Not too religious, which is a good thing

I decided to purchase this book after losing Olive, and with the intention of seeking comfort. I want to clarify that, despite being the book written by a clergyman, it has less religious content than other books about the same subject. I just hate reading about pets going to heaven when I don't believe in God or heaven myself. Why is that agnostics or atheists don't have a right to be comforted? I guess it's just easier to believe in something greater. This book has less of that compared to other, but the second half is more loaded with religious stuff, which I found less interesting than the first half.

There is a chapter about assisting children with the loss of a pet, and it's something I missed from other books. I found the general tone of the book quite aseptic, which is not a bad thing but I missed somehow some empathy.

The book has some great pieces of advice on how to deal with the loss of a pet, and it doesn't go much into religion, but more into philosophy. It's not a perfect book by any means, but I found it more helpful than others.

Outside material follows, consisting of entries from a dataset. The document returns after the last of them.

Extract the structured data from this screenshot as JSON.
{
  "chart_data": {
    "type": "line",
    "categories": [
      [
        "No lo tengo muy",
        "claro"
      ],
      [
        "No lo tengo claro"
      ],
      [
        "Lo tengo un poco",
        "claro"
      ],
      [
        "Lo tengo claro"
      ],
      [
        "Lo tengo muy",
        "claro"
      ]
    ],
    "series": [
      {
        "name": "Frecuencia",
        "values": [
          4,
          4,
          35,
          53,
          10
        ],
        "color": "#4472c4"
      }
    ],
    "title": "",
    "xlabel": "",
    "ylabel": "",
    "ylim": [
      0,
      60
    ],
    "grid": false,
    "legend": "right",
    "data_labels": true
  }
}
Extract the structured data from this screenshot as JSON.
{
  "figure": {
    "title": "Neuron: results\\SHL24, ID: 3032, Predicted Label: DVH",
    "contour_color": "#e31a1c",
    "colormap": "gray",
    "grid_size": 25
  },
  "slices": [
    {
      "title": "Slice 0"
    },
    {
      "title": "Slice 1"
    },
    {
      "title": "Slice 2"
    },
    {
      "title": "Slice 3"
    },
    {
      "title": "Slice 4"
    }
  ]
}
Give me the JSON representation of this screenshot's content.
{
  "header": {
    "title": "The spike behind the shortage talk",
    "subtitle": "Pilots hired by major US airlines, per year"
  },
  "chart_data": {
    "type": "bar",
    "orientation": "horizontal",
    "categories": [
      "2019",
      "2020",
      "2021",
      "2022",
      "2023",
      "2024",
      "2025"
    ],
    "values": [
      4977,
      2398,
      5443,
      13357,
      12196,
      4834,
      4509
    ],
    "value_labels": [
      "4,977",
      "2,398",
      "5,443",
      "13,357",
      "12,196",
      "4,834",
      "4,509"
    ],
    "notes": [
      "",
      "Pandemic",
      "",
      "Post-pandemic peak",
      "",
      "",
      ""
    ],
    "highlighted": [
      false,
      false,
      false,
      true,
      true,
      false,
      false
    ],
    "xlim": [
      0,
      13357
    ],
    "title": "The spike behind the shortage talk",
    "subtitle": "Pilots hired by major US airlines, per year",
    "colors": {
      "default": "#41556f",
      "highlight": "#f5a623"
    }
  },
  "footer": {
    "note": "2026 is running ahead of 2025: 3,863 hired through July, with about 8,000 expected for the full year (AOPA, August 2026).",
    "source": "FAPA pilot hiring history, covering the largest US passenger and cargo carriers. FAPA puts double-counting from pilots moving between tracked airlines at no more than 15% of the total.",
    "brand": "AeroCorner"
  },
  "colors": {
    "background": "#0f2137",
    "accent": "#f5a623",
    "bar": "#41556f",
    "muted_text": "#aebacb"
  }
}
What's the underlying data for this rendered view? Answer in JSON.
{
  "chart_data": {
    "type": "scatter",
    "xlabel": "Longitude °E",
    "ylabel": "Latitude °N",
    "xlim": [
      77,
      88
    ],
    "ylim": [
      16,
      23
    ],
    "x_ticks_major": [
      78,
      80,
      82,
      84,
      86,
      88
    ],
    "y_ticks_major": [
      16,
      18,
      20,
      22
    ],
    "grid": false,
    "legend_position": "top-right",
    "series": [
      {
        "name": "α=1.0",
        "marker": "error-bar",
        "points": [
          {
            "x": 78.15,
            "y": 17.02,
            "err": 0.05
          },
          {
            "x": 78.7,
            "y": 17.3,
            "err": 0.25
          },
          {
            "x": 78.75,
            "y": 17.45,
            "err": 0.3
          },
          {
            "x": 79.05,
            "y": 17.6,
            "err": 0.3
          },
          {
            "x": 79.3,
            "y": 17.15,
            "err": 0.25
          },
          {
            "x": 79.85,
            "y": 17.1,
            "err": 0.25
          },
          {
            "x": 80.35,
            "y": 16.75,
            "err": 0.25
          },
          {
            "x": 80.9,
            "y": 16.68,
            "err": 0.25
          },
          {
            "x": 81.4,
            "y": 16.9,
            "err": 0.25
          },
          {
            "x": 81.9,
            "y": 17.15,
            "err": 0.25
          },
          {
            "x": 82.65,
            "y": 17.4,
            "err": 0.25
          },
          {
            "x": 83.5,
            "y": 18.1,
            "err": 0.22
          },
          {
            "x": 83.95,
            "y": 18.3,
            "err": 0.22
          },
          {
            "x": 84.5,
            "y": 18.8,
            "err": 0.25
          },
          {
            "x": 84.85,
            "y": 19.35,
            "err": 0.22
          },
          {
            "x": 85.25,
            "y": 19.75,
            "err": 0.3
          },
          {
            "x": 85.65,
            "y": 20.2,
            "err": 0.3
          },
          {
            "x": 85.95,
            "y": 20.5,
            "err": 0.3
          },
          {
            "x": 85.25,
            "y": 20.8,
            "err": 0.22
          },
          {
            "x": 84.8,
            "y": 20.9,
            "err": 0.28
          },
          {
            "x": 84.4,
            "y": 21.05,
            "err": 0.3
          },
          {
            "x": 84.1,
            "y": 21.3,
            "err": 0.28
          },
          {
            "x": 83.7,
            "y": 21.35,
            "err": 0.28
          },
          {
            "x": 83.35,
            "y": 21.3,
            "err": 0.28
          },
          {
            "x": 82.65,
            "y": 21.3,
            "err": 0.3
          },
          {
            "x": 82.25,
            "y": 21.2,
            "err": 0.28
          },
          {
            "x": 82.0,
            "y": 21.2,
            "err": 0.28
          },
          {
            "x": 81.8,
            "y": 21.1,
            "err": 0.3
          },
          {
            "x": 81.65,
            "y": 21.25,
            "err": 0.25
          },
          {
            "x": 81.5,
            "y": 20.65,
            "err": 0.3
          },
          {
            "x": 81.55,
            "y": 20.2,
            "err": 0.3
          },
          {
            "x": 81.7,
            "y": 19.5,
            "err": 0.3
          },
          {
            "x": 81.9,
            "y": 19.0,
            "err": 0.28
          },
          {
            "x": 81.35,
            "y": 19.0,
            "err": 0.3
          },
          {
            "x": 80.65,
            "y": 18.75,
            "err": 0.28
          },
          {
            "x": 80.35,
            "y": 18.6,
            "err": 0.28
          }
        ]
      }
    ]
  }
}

It also mentions some famous books and poems about the same subject, so it opens the possibility to exploring more about the subject.

Barry Abrams delivered a good and clear narration. I think his style went well with the book, and he even gave different voices to the texts by other authors included in the book. I think I would have preferred the book to be narrated with a bit more sentiment, but this was missing from the text too, so Abrams did a good job with the material he had.